Can a leopard change its spots?

2009-10-09 00:00

THE beleaguered KwaZulu-Natal Department of Agriculture, Environmental Affairs and Rural Development seems to have turned a corner as far as its ability to manage its finances is concerned.

For the first time in four years the department received an unqualified audit and a “clean bill of health” earlier this week during the sitting of the province’s Standing Committee on Public Accounts (Scopa) in the KZN Legislature.

Committee members, including those from the opposition parties, praised the department’s fin­ancial turnaround strategy, which was implemented at the beginning of the year and res­ulted in an overhaul of internal financial controls, expenditure monitoring and reporting, revenue management, and procurement.

At the helm of the turnaround is acting head of department and acting chief financial officer, Siddiq Adam and Shabeer Essa, respectively.

Adam was commended by Democratic Alliance caucus leader John Steenhuisen and the Inkatha Freedom Party’s Alex Hamilton for improving the fin­ances of the department, which have in the past been in a state of disarray. However, the ghosts of the past continue to haunt this department.

Both opposition members insist that the past financial irregularities, mismanagement and unauthorised overexpenditure should not go unpunished.

They contend that those who acted in contravention of the Provincial Finance Management Act (PFMA) by engaging in unauthorised overexpenditure and those who mismanaged tax­payers’ money should be charged, either in terms of the PFMA or criminally.

Whatever legal route is taken, the officials concerned need to face the music. Period.

Even after a forensic report on the financial mismanagement was conducted, the officials implicated managed to avoid paying for their unlawful actions. Now we are left with the nagging assumption that departmental officials who took part in these dodgy activities have fatter pockets as a result.

Is it an assumption or a matter of calling a spade a spade? Let’s call corruption and fraud by their real names. On any basis­ — constitutionally or in terms of common law — corruption and fraud are unacceptable.

Of course, it is baffling in the first place how a pivotal department, responsible for food security at a time when so many South Africans are going hungry, could have been allowed to get away with runaway expenditure. Given the nature of the media coverage on the issue, one cannot help but get a sense that the finance department officials operated as they pleased.
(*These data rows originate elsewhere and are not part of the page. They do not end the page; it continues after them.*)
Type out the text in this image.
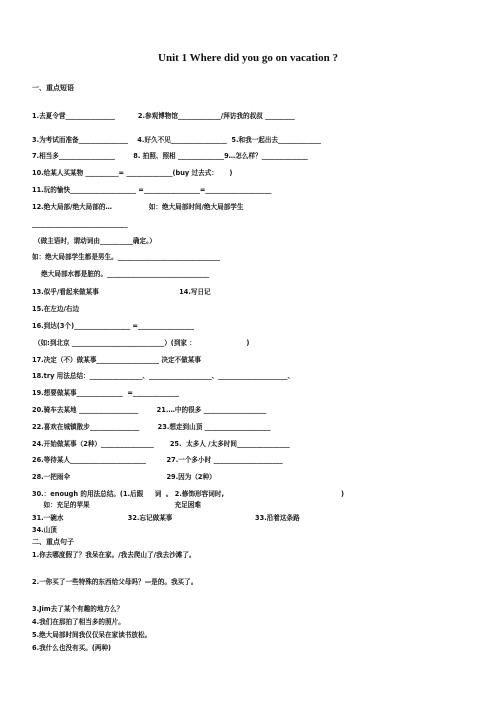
Unit 1 Where did you go on vacation ?
一、重点短语
1.去夏令营_______________          2.参观博物馆_____________/拜访我的叔叔 _________
3.为考试而准备_______________    4.好久不见_________________  5.和我一起出去_____________
7.相当多_________________        8. 拍照、照相 ______________9…怎么样？______________
10.给某人买某物 __________= ______________(buy 过去式：     )
11.玩的愉快____________________ =_________________=____________________
12.绝大局部/绝大局部的…                如：绝大局部时间/绝大局部学生
_____________________________
（做主语时，谓动词由__________确定。）
如：绝大局部学生都是男生。_______________________________
绝大局部水都是脏的。_______________________________
13.似乎/看起来做某事                                   14.写日记
15.在左边/右边
16.到达(3个)_________________ =_________________
（如:到北京 ____________________________）(到家 ：                      )
17.决定（不）做某事___________________ 决定不做某事
18.try 用法总结：________________、___________________、_____________________、
19.想要做某事______________  =______________
20.骑车去某地 __________________        21.…中的很多 ___________________
22.喜欢在城镇散步_______________        23.想走到山顶 ____________________
24.开始做某事（2种）________________       25.  太多人 /太多时间________________
26.等待某人_______________________         27.一个多小时 _____________________
28.一把雨伞                                          29.因为（2种）
30.：enough 的用法总结。(1.后跟     词  。 2.修饰形容词时,                                                   )
如：充足的苹果                                     充足困难
31.一碗水                            32.忘记做某事                                    33.沿着这条路
34.山顶
二、重点句子
1.你去哪度假了？我呆在家。/我去爬山了/我去沙滩了。
2.一你买了一些特殊的东西给父母吗？—是的。我买了。
3.Jim去了某个有趣的地方么？
4.我们在那拍了相当多的照片。
5.绝大局部时间我仅仅呆在家读书放松。
6.我什么也没有买。(两种)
And they were cunning too.

Now, the financial control systems might be in place, but leaving those who were responsible for the mess in place is a grave oversight, which is likely to cause more headaches down the line. This is because Adam said that while his team were “relentless and fearless in their perseverance” when it came to achieving the conditions that resulted in the department’s clean audit, the turnaround strategy was not implemented without resistance to change from department officials.
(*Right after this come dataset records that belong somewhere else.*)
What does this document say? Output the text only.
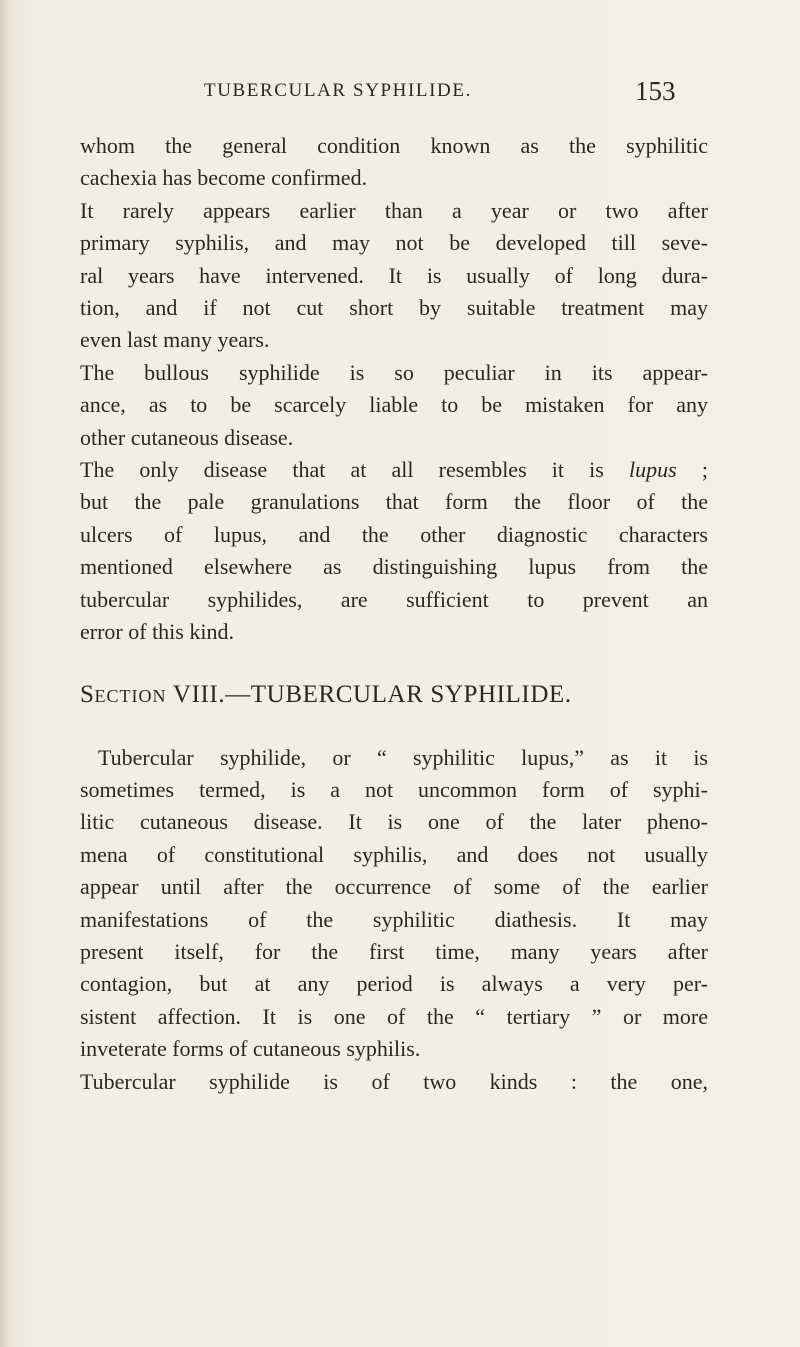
TUBERCULAR SYPHILIDE.	153

whom the general condition known as the syphilitic
cachexia has become confirmed.

It rarely appears earlier than a year or two after
primary syphilis, and may not be developed till seve-
ral years have intervened. It is usually of long dura-
tion, and if not cut short by suitable treatment may
even last many years.

The bullous syphilide is so peculiar in its appear-
ance, as to be scarcely liable to be mistaken for any
other cutaneous disease.

The only disease that at all resembles it is lupus ;
but the pale granulations that form the floor of the
ulcers of lupus, and the other diagnostic characters
mentioned elsewhere as distinguishing lupus from the
tubercular syphilides, are sufficient to prevent an
error of this kind.

SECTION VIII.—TUBERCULAR SYPHILIDE.

Tubercular syphilide, or “ syphilitic lupus,” as it is
sometimes termed, is a not uncommon form of syphi-
litic cutaneous disease. It is one of the later pheno-
mena of constitutional syphilis, and does not usually
appear until after the occurrence of some of the earlier
manifestations of the syphilitic diathesis. It may
present itself, for the first time, many years after
contagion, but at any period is always a very per-
sistent affection. It is one of the “ tertiary ” or more
inveterate forms of cutaneous syphilis.

Tubercular syphilide is of two kinds : the one,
In order for the government to succeed in its fight against fraud and corruption, a clear message needs to be sent across all spheres of government.

And that message is: don’t sit on the findings of forensic investigations; implement them. Charge people who are embezzling­ taxpayers’ money, recover the money and lock up those found guilty.

Only then will the message go out to other officials who might be tempted to use money aimed at improving service delivery and development for their personal spending sprees.